7. Ayrıca, dava, ölüme bağlı mal rejiminin tasfiyesi ile alacak isteğine ilişkin olup davacı temyize konu davayı terekenin alacaklısı sıfatıyla açmış ise de, davacı da dahil davalılar da ortak miras bırakan ...'nin mirasçısıdırlar ve tereke borçlarından kanuni düzenlemeler çerçevesinde davacının mal rejiminin tasfiyesi nedeniyle talep ettiği ve terekeye ait borç sayılan alacak miktarından, davanın mirasçılar arasında görülmesi nedeniyle, davacı da dahil bütün mirasçılar miras payları oranında sorumludurlar.
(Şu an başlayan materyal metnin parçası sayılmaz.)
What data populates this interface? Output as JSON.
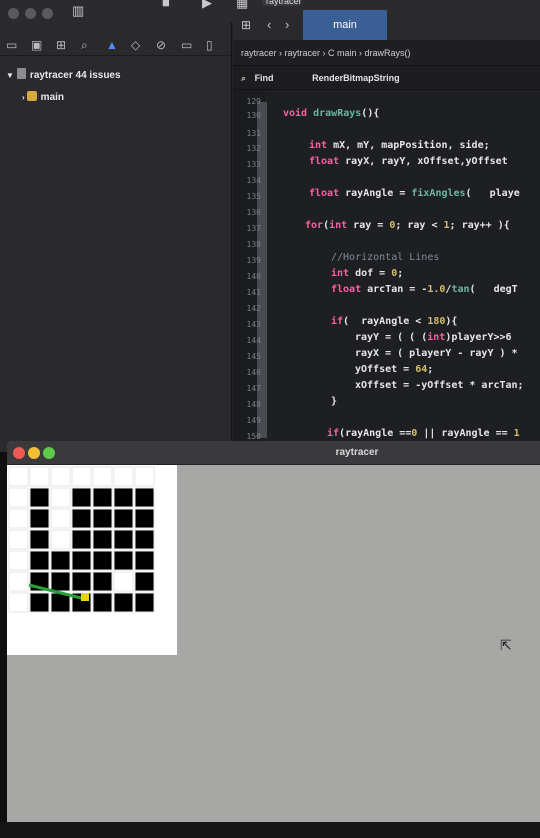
{
  "xcode": {
    "scheme_label": "raytracer",
    "tab_label": "main",
    "breadcrumb": "raytracer  ›  raytracer  ›  C  main  ›  drawRays()",
    "find_label": "Find",
    "find_query": "RenderBitmapString",
    "navigator": {
      "project_label": "raytracer 44 issues",
      "file_label": "main"
    },
    "line_numbers": [
      "129",
      "130",
      "131",
      "132",
      "133",
      "134",
      "135",
      "136",
      "137",
      "138",
      "139",
      "140",
      "141",
      "142",
      "143",
      "144",
      "145",
      "146",
      "147",
      "148",
      "149",
      "150"
    ]
  },
  "raytracer": {
    "title": "raytracer",
    "map_rows": 6,
    "map_cols": 7,
    "map_wall_color": "#000000",
    "map_floor_color": "#ffffff",
    "player_color": "#e3d51b",
    "ray_color": "#26a13a"
  }
}
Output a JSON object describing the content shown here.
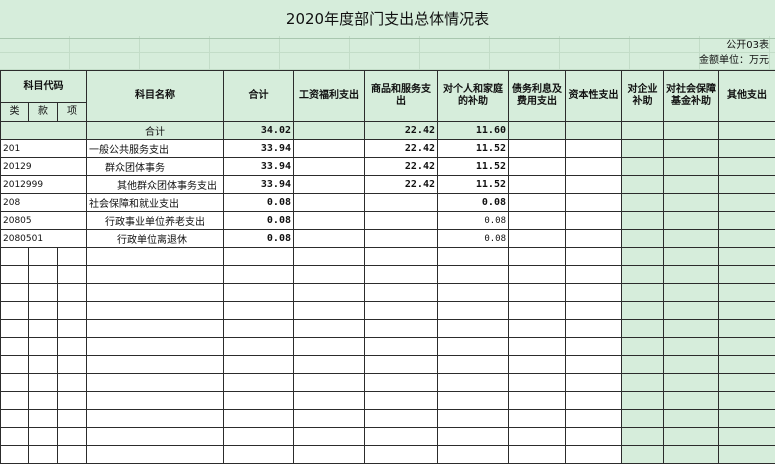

Buna göre, somut olayda Mahkemece belirlenen ve hüküm altına alınan tereke borcundan davacının da miras payı oranında sorumlu olduğu ve alacaklı-borçlu sıfatlarının birleştiği miktarlar göz önünde bulundurularak alacağa hükmedilmesi yerinde ise de, davalıların miras payı oranında sorumlu olacağı miktarın ayrı ayrı hüküm fıkrasında gösterilmemesi de hatalı olmuş, bozmayı gerektirmiştir.

VI. KARAR

Açıklanan sebeplerle;

1. Davacı mirasçısı vekilinin tüm, davalılar vekilinin bozma kapsamı dışında kalan temyiz itirazlarının reddine,

2. Davalılar vekilinin katkı payı oranı ve sorumlu oldukları alacak miktarına yönelik temyiz itirazlarının kabulü ile hükmün BOZULMASINA, bozma sebeplerine göre davalılar vekilinin yargılama giderlerine yönelik temyiz itirazlarının şimdilik incelenmesine yer olmadığına,

Aşağıda yazılı temyiz giderinin temyiz eden davacı mirasçısına yükletilmesine,

Peşin alınan harcın istek halinde yatıran davalılara geri verilmesine,

Dosyanın Mahkemesine gönderilmesine,

Kararın tebliğinden itibaren 15 gün içinde karar düzeltme yolu açık olmak üzere,16.05.2023 tarihinde oy birliğiyle karar verildi.